Increased echogenicity of the kidney in the newborn has many causes, some of which reflect serious renal disease. The major abnormal imaging pattern is the large, diffusely hyperechoic kidney with abnormal architecture. Its differential diagnosis includes recessive and dominant polycystic kidney disease (PKD), glomerulocystic kidney disease, and diffuse cystic dysplasia. The family history and ultrasonic screening of the parents and siblings are essential in the evaluation. The identification of associated nonrenal abnormalities is important to the recognition of syndromal cystic disease.

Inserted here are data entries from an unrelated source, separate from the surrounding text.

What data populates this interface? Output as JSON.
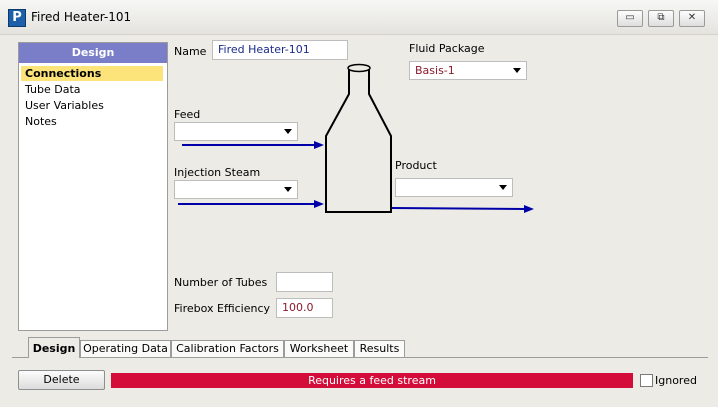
{
  "window": {
    "title": "Fired Heater-101",
    "minimize": "▭",
    "restore": "⧉",
    "close": "✕"
  },
  "nav": {
    "header": "Design",
    "items": [
      "Connections",
      "Tube Data",
      "User Variables",
      "Notes"
    ],
    "active": "Connections"
  },
  "form": {
    "name_label": "Name",
    "name_value": "Fired Heater-101",
    "fluid_package_label": "Fluid Package",
    "fluid_package_value": "Basis-1",
    "feed_label": "Feed",
    "feed_value": "",
    "injection_steam_label": "Injection Steam",
    "injection_steam_value": "",
    "product_label": "Product",
    "product_value": "",
    "num_tubes_label": "Number of Tubes",
    "num_tubes_value": "",
    "firebox_eff_label": "Firebox Efficiency",
    "firebox_eff_value": "100.0"
  },
  "tabs": [
    "Design",
    "Operating Data",
    "Calibration Factors",
    "Worksheet",
    "Results"
  ],
  "active_tab": "Design",
  "footer": {
    "delete_label": "Delete",
    "status_text": "Requires a feed stream",
    "ignored_label": "Ignored",
    "ignored_checked": false
  },
  "colors": {
    "status": "#d40c3a",
    "stream": "#0000a8",
    "nav_header": "#7a7ec8",
    "nav_active": "#fde47a"
  }
}
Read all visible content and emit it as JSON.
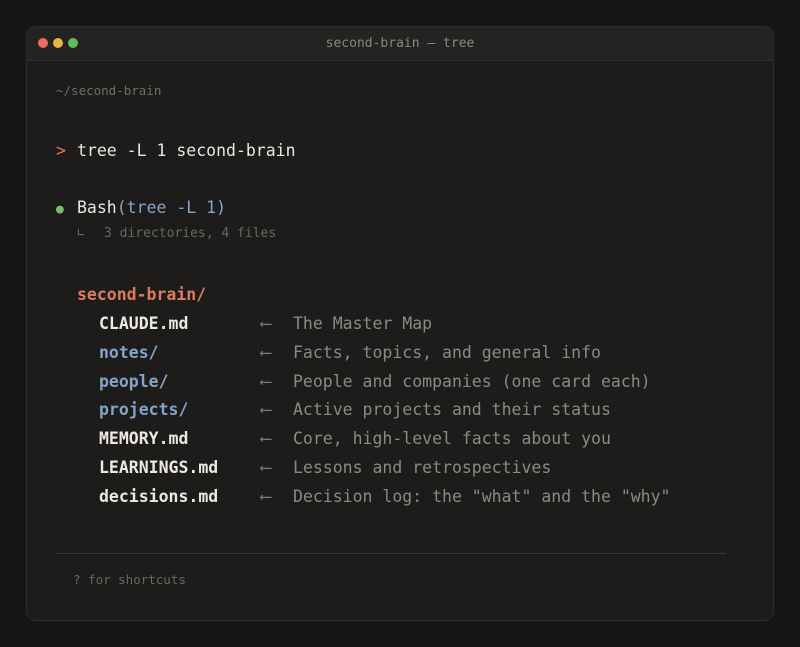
{
  "window": {
    "title": "second-brain — tree"
  },
  "terminal": {
    "cwd": "~/second-brain",
    "prompt_symbol": ">",
    "command": "tree -L 1 second-brain",
    "tool_call": {
      "bullet": "●",
      "name": "Bash",
      "args": "(tree -L 1)",
      "result_corner": "∟",
      "result": "3 directories, 4 files"
    },
    "tree": {
      "root": "second-brain/",
      "arrow": "⟵",
      "entries": [
        {
          "name": "CLAUDE.md",
          "type": "file",
          "description": "The Master Map"
        },
        {
          "name": "notes/",
          "type": "dir",
          "description": "Facts, topics, and general info"
        },
        {
          "name": "people/",
          "type": "dir",
          "description": "People and companies (one card each)"
        },
        {
          "name": "projects/",
          "type": "dir",
          "description": "Active projects and their status"
        },
        {
          "name": "MEMORY.md",
          "type": "file",
          "description": "Core, high-level facts about you"
        },
        {
          "name": "LEARNINGS.md",
          "type": "file",
          "description": "Lessons and retrospectives"
        },
        {
          "name": "decisions.md",
          "type": "file",
          "description": "Decision log: the \"what\" and the \"why\""
        }
      ]
    },
    "footer_hint": "? for shortcuts"
  },
  "colors": {
    "accent": "#e07a5f",
    "directory": "#84a4c7",
    "success_dot": "#7cbf6b",
    "background": "#1d1c1b"
  }
}
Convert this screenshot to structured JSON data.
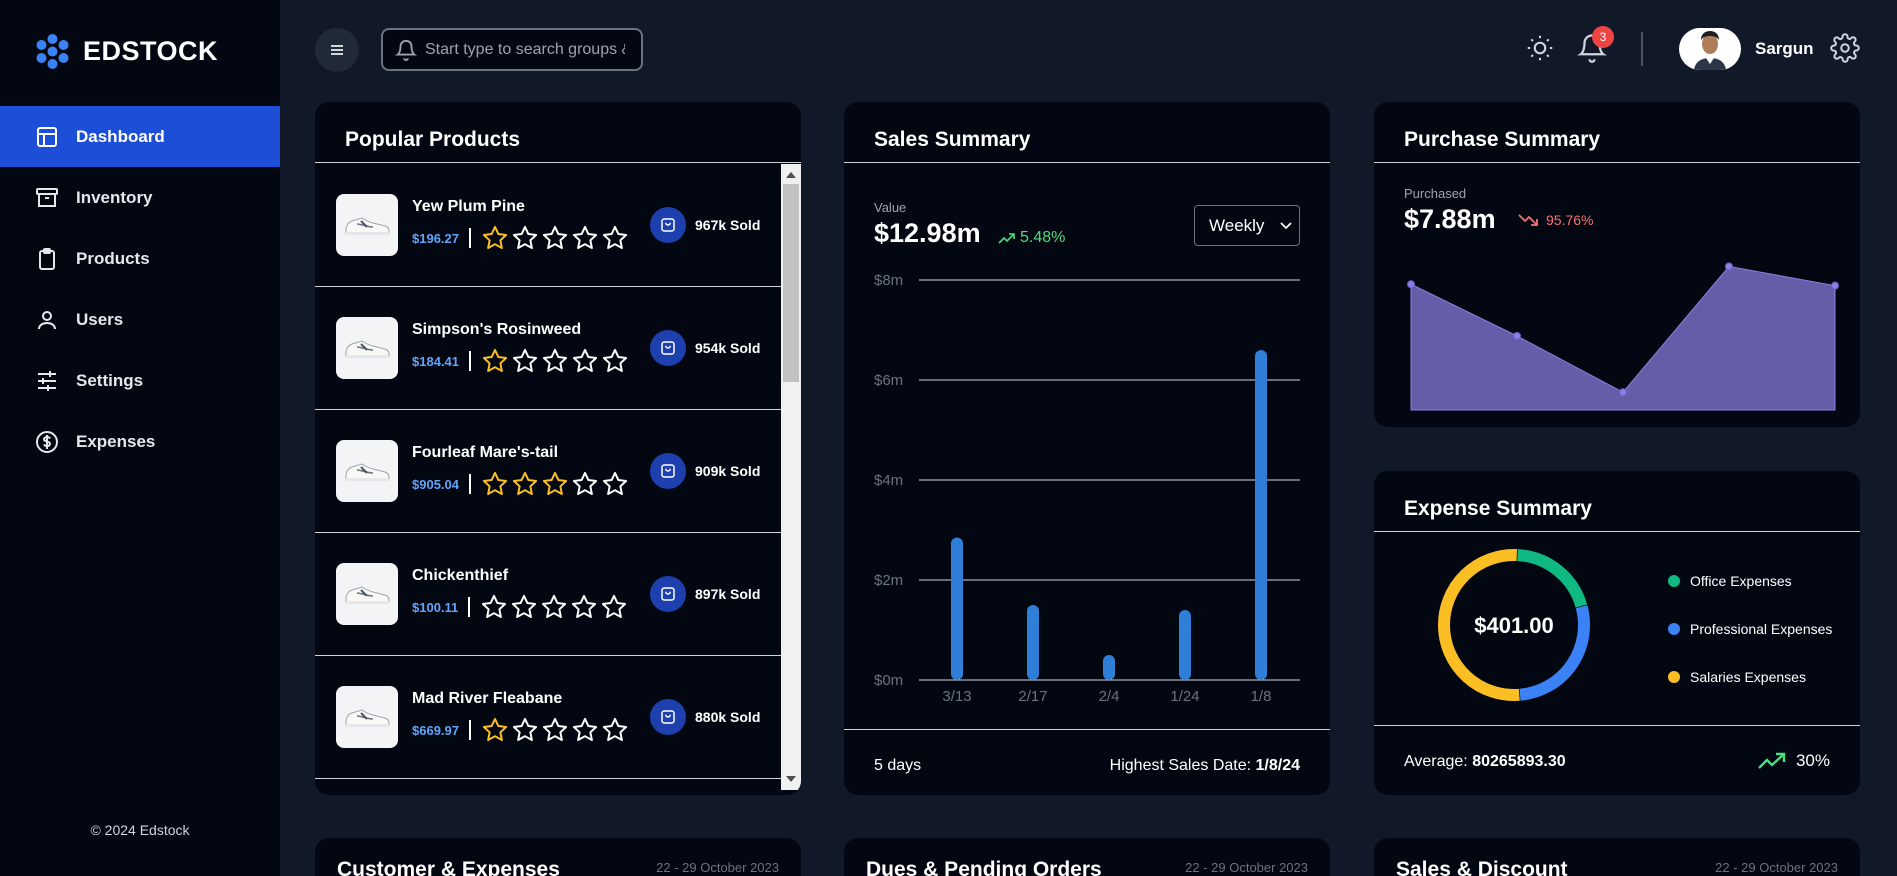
{
  "brand": {
    "name": "EDSTOCK",
    "copyright": "© 2024 Edstock"
  },
  "sidebar": {
    "items": [
      {
        "label": "Dashboard",
        "icon": "layout-icon",
        "active": true
      },
      {
        "label": "Inventory",
        "icon": "archive-icon"
      },
      {
        "label": "Products",
        "icon": "clipboard-icon"
      },
      {
        "label": "Users",
        "icon": "user-icon"
      },
      {
        "label": "Settings",
        "icon": "sliders-icon"
      },
      {
        "label": "Expenses",
        "icon": "dollar-circle-icon"
      }
    ]
  },
  "header": {
    "search_placeholder": "Start type to search groups & products",
    "notification_count": "3",
    "user_name": "Sargun"
  },
  "popular_products": {
    "title": "Popular Products",
    "items": [
      {
        "name": "Yew Plum Pine",
        "price": "$196.27",
        "rating": 1,
        "sold": "967k Sold"
      },
      {
        "name": "Simpson's Rosinweed",
        "price": "$184.41",
        "rating": 1,
        "sold": "954k Sold"
      },
      {
        "name": "Fourleaf Mare's-tail",
        "price": "$905.04",
        "rating": 3,
        "sold": "909k Sold"
      },
      {
        "name": "Chickenthief",
        "price": "$100.11",
        "rating": 0,
        "sold": "897k Sold"
      },
      {
        "name": "Mad River Fleabane",
        "price": "$669.97",
        "rating": 1,
        "sold": "880k Sold"
      }
    ]
  },
  "sales_summary": {
    "title": "Sales Summary",
    "value_label": "Value",
    "value": "$12.98m",
    "change": "5.48%",
    "period": "Weekly",
    "footer_days": "5 days",
    "highest_label": "Highest Sales Date:",
    "highest_date": "1/8/24"
  },
  "purchase_summary": {
    "title": "Purchase Summary",
    "label": "Purchased",
    "value": "$7.88m",
    "change": "95.76%"
  },
  "expense_summary": {
    "title": "Expense Summary",
    "total": "$401.00",
    "legend": [
      {
        "label": "Office Expenses",
        "color": "#10b981"
      },
      {
        "label": "Professional Expenses",
        "color": "#3b82f6"
      },
      {
        "label": "Salaries Expenses",
        "color": "#fbbf24"
      }
    ],
    "average_label": "Average:",
    "average_value": "80265893.30",
    "change": "30%"
  },
  "bottom_cards": [
    {
      "title": "Customer & Expenses",
      "date": "22 - 29 October 2023"
    },
    {
      "title": "Dues & Pending Orders",
      "date": "22 - 29 October 2023"
    },
    {
      "title": "Sales & Discount",
      "date": "22 - 29 October 2023"
    }
  ],
  "chart_data": [
    {
      "type": "bar",
      "categories": [
        "3/13",
        "2/17",
        "2/4",
        "1/24",
        "1/8"
      ],
      "values": [
        2.85,
        1.5,
        0.5,
        1.4,
        6.6
      ],
      "yticks": [
        "$0m",
        "$2m",
        "$4m",
        "$6m",
        "$8m"
      ],
      "ylim": [
        0,
        8
      ],
      "color": "#2f7ed8",
      "grid": true
    },
    {
      "type": "area",
      "values": [
        0.85,
        0.5,
        0.12,
        0.97,
        0.84
      ],
      "ylim": [
        0,
        1
      ],
      "color": "#8b7fe0"
    },
    {
      "type": "pie",
      "categories": [
        "Office Expenses",
        "Professional Expenses",
        "Salaries Expenses"
      ],
      "values": [
        20,
        28,
        52
      ],
      "colors": [
        "#10b981",
        "#3b82f6",
        "#fbbf24"
      ]
    }
  ]
}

Glomerulocystic kidney disease, which comprises sporadic and syndromal forms, appears similar to dominant PKD. While renal biopsy almost always differentiates recessive from dominant PKD, renal biopsy cannot differentiate among the forms of glomerulocystic kidney disease, except in the case of tuberous sclerosis, which has unique histopathological characteristics. Other causes of the enlarged hyperechoic kidneys with abnormal architecture include renal vein thrombosis and congenital nephrotic syndrome. A second pattern is the hyperechoic small kidney with abnormal architecture. Many of these kidneys are dysplastic and associated with urinary tract obstruction. The combination of hyperechoic parenchyma and pyelocaliceal dilatation suggests obstructive cystic dysplasia. Cortical and medullary necrosis in the newborn also causes hyperechogenicity in small kidneys. A third pattern contains those kidneys with medullary hyperechogenicity, the most common cause of which in the newborn is nephrocalcinosis associated with furosemide therapy. A systematic approach to the differential diagnosis of the hyperechoic kidney will enable the nephrologist to choose additional imaging studies and to limit the use of invasive procedures.